Graham School News

Medical Analytics Projects With Machine Learning Receive Best-in-Showcase Awards at Two-Session Master of Science in Analytics 2017 Capstone Showcase Event

Analytics students present their capstone project

On Saturday, December 2, the Masters of Science in Analytics (MScA) program held one of its largest Capstone Showcase events yet, a felicitous occasion requiring presentations to take place in two sessions in two different rooms and calling for two teams to be granted the $5,000 Best-in-Showcase prizes, awards to be spent in the upcoming year while attending an analytics-related conference.

“It was a great pleasure to see so many successful presentations at the MScA Capstone Showcase event on Saturday,” said Sema Barlas, MScA program director. “The presentations were excellent, the participation was good, and it was one of the largest Capstone Showcases yet. I would like to thank all the students and their supervisors for working so hard to achieve such a substantial outcome.”

MScA Capstone group who successfully completed a health analytics capstone project that helps detect hepatitis C

Noting the extremely tight competition and intense debate required by the two session’s juries in deciding the winners, Barlas announced that the Session One Best-in-Show award was earned by Hristina Hristova, Cindy Kartman, and Laura Olson, whose project “Early Detection of Hepatitis C Virus and Predicting Treatment Adherence Using Electronic Medical Records” demonstrated excellence in assuring data quality and model portability, as well as an impressive ability to identify their analytical model’s business impact. 

With faculty advisor Arnab Bose, managing director with Abzooba, the team used electronic medical records from the University of Chicago Medical Center to refine the screening algorithms for diagnosing patients infected with the hepatitis C virus.
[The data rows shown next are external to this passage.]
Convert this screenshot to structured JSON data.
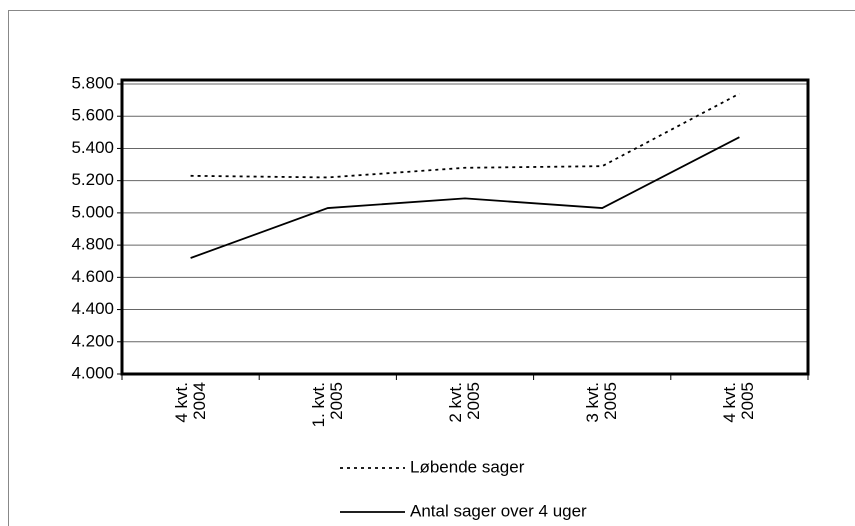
{
  "chart_data": {
    "type": "line",
    "categories": [
      "4 kvt. 2004",
      "1. kvt. 2005",
      "2 kvt. 2005",
      "3 kvt. 2005",
      "4 kvt. 2005"
    ],
    "series": [
      {
        "name": "Løbende sager",
        "color": "#000000",
        "dash": "dotted",
        "values": [
          5230,
          5220,
          5280,
          5290,
          5740
        ]
      },
      {
        "name": "Antal sager over 4 uger",
        "color": "#000000",
        "dash": "solid",
        "values": [
          4720,
          5030,
          5090,
          5030,
          5470
        ]
      }
    ],
    "ylim": [
      4000,
      5800
    ],
    "yticks": [
      {
        "value": 4000,
        "label": "4.000"
      },
      {
        "value": 4200,
        "label": "4.200"
      },
      {
        "value": 4400,
        "label": "4.400"
      },
      {
        "value": 4600,
        "label": "4.600"
      },
      {
        "value": 4800,
        "label": "4.800"
      },
      {
        "value": 5000,
        "label": "5.000"
      },
      {
        "value": 5200,
        "label": "5.200"
      },
      {
        "value": 5400,
        "label": "5.400"
      },
      {
        "value": 5600,
        "label": "5.600"
      },
      {
        "value": 5800,
        "label": "5.800"
      }
    ],
    "grid": true,
    "legend": "bottom"
  }
}
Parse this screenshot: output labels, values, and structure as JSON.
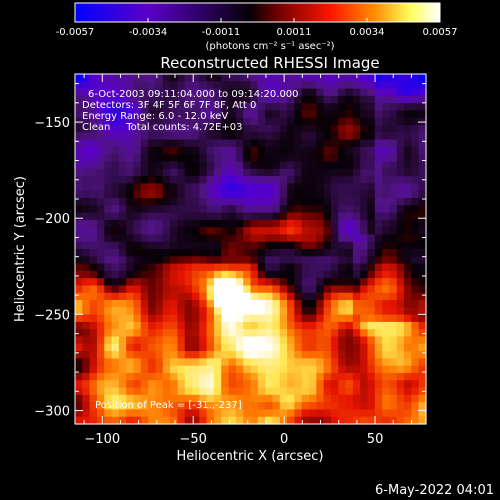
{
  "footer": {
    "timestamp": "6-May-2022 04:01"
  },
  "colorbar": {
    "ticks": [
      "-0.0057",
      "-0.0034",
      "-0.0011",
      "0.0011",
      "0.0034",
      "0.0057"
    ],
    "unit": "(photons cm⁻² s⁻¹ asec⁻²)",
    "range": [
      -0.0057,
      0.0057
    ],
    "colors": [
      "#0000ff",
      "#5a00c8",
      "#000000",
      "#8b0000",
      "#ff2000",
      "#ff8c00",
      "#ffff80",
      "#ffffff"
    ]
  },
  "chart_data": {
    "type": "heatmap",
    "title": "Reconstructed RHESSI Image",
    "xlabel": "Heliocentric X (arcsec)",
    "ylabel": "Heliocentric Y (arcsec)",
    "xlim": [
      -115,
      78
    ],
    "ylim": [
      -307,
      -125
    ],
    "xticks": [
      -100,
      -50,
      0,
      50
    ],
    "yticks": [
      -150,
      -200,
      -250,
      -300
    ],
    "annotations": {
      "time_range": "6-Oct-2003 09:11:04.000 to 09:14:20.000",
      "detectors": "Detectors: 3F 4F 5F 6F 7F 8F, Att 0",
      "energy": "Energy Range: 6.0 - 12.0 keV",
      "method": "Clean     Total counts: 4.72E+03",
      "peak": "Position of Peak = [-31.,-237]"
    },
    "peak": {
      "x": -31,
      "y": -237
    }
  }
}
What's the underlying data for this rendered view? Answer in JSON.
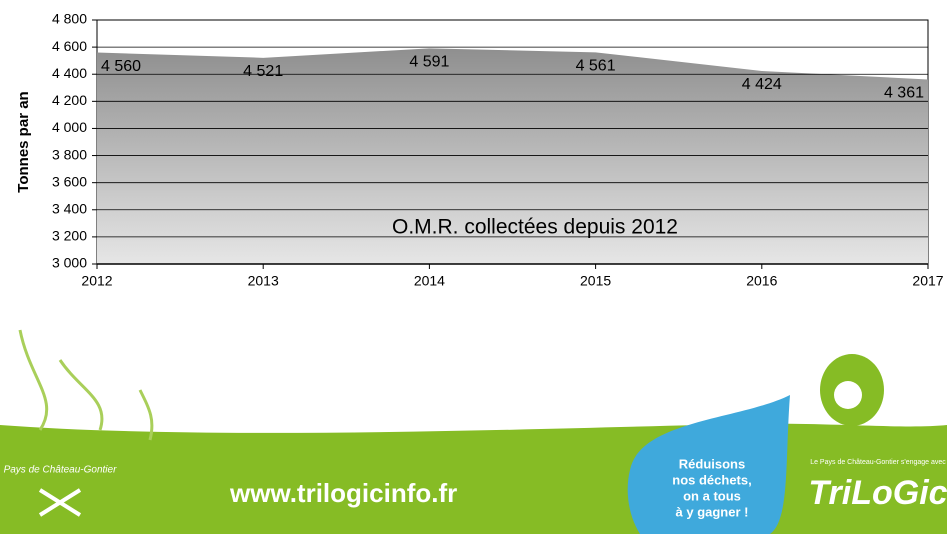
{
  "chart_data": {
    "type": "area",
    "annotation": "O.M.R. collectées depuis 2012",
    "y_label": "Tonnes par an",
    "x": [
      2012,
      2013,
      2014,
      2015,
      2016,
      2017
    ],
    "values": [
      4560,
      4521,
      4591,
      4561,
      4424,
      4361
    ],
    "value_labels": [
      "4 560",
      "4 521",
      "4 591",
      "4 561",
      "4 424",
      "4 361"
    ],
    "color": "#8c8c8c",
    "xlim": [
      2012,
      2017
    ],
    "xticks": [
      2012,
      2013,
      2014,
      2015,
      2016,
      2017
    ],
    "ylim": [
      3000,
      4800
    ],
    "yticks": [
      {
        "value": 3000,
        "label": "3 000"
      },
      {
        "value": 3200,
        "label": "3 200"
      },
      {
        "value": 3400,
        "label": "3 400"
      },
      {
        "value": 3600,
        "label": "3 600"
      },
      {
        "value": 3800,
        "label": "3 800"
      },
      {
        "value": 4000,
        "label": "4 000"
      },
      {
        "value": 4200,
        "label": "4 200"
      },
      {
        "value": 4400,
        "label": "4 400"
      },
      {
        "value": 4600,
        "label": "4 600"
      },
      {
        "value": 4800,
        "label": "4 800"
      }
    ],
    "grid": true
  },
  "footer": {
    "url": "www.trilogicinfo.fr",
    "slogan": [
      "Réduisons",
      "nos déchets,",
      "on a tous",
      "à y gagner !"
    ],
    "brand": "TriLoGic",
    "tagline": "Le Pays de Château-Gontier s'engage avec",
    "logo": "Pays de Château-Gontier"
  }
}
Using machine learning methods to conduct their research, their results could provide primary care providers with information to help personalize treatment programs.
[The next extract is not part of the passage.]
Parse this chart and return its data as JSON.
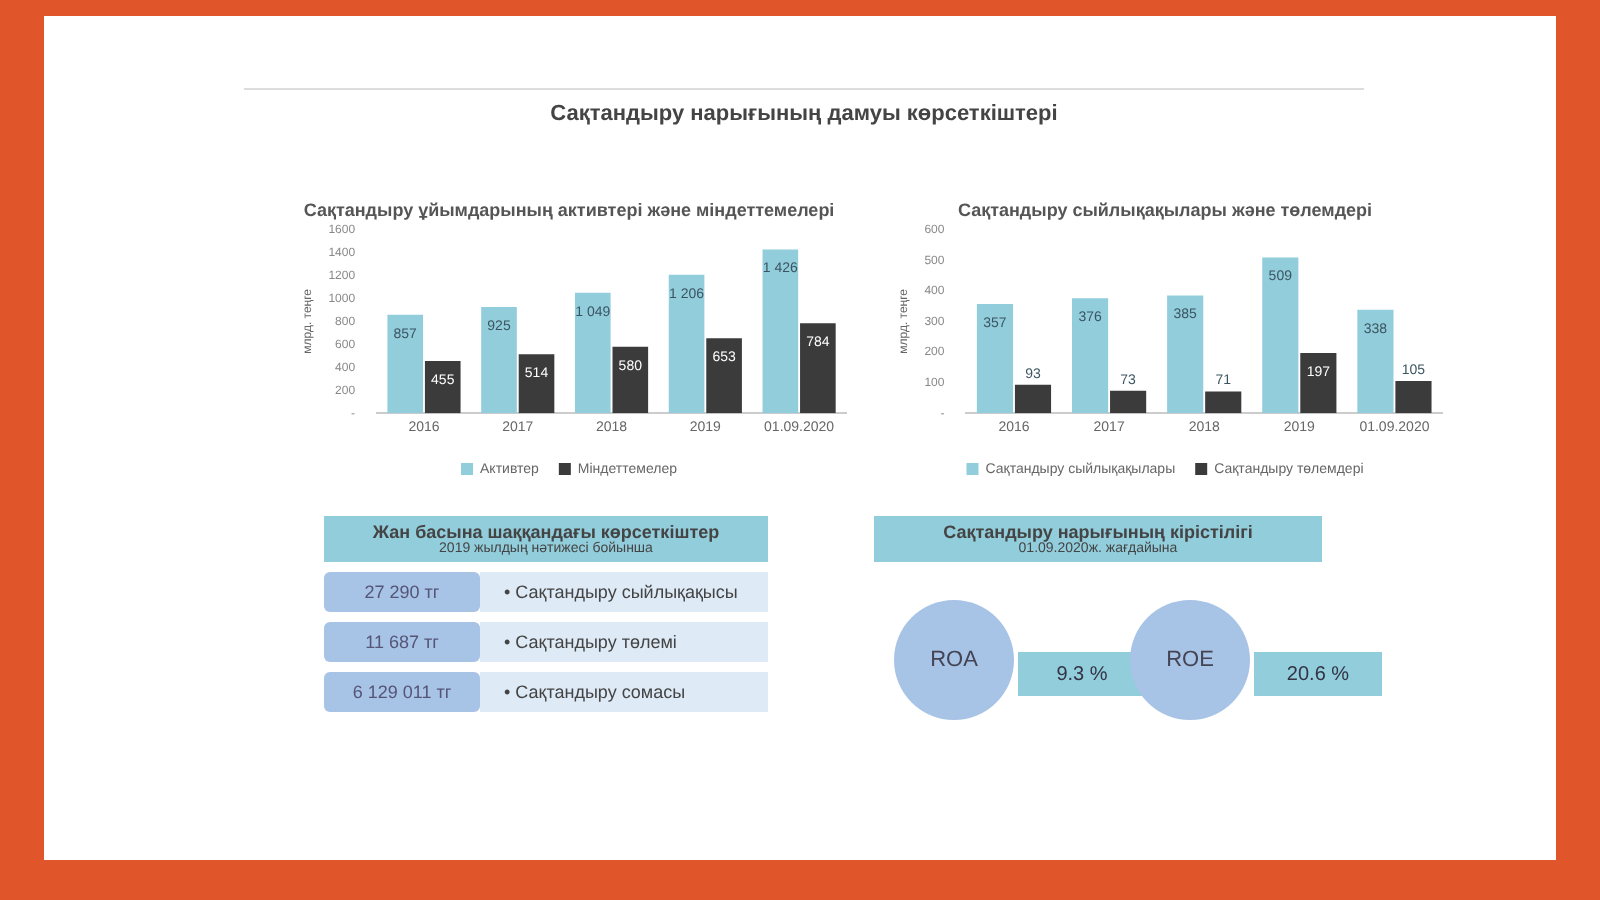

MScA capstone group who successfully completed a health analytics project to identify unclaimed medical rebates

Receiving Best-in-Show for Session Two were Wendy Gao, Dongping Jing, and Xiaolei Sun, whose presentation entitled “Detecting Ineligible Medical Rebate Claims Using Machine Learning” demonstrated an advanced understanding of their problem as well as clear and actionable insights arrived at through their use of analytics. Advised by Yuri Balasanov, lecturer for both the UChicago MScA program and Financial Mathematics program, the team built a machine-learning model for detecting ineligible medical rebate claims.

Judging Session One were Shaddy Abado, staff data scientist with General Electric Digital and MScA lecturer, Michael Besedick, business consultant with Surgical Directions and MScA alum, and Joe DeCosmo, chief analytics officer for Enova International as well as MScA industry partner. For Session Two, the jury was comprised of Debtosh Banerjee, director at AVANT and MScA alum, Vinod Cheriyan, lead data scientist with Enova International and MScA industry partner, and Ming Long Lam, principal research statistician with the SAS Institute and MScA lecturer.

Four teams were also given honorable mentions for the professional quality of their presentations along with the clarity and insight they were able to bring the problems they analytically addressed. Members of these teams were: Neha Belthur, David Hsiao, Arka Khasnabis, and Rachel Mok for their project evaluating healthcare shoppers; Orest Alickolli, Hussam Almuayad, and Joseph Koizim for their project focused on restaurant menu optimization; Sachin Agrawal and Atul Goel for their project entitled “B2W- Product Design and Customer Segmentation”; and Minghao Bian, Ziyuan Li, Zhiyin Shi, and Jianghui Wen for their project assessing machine learning algorithms and libraries in big data applications.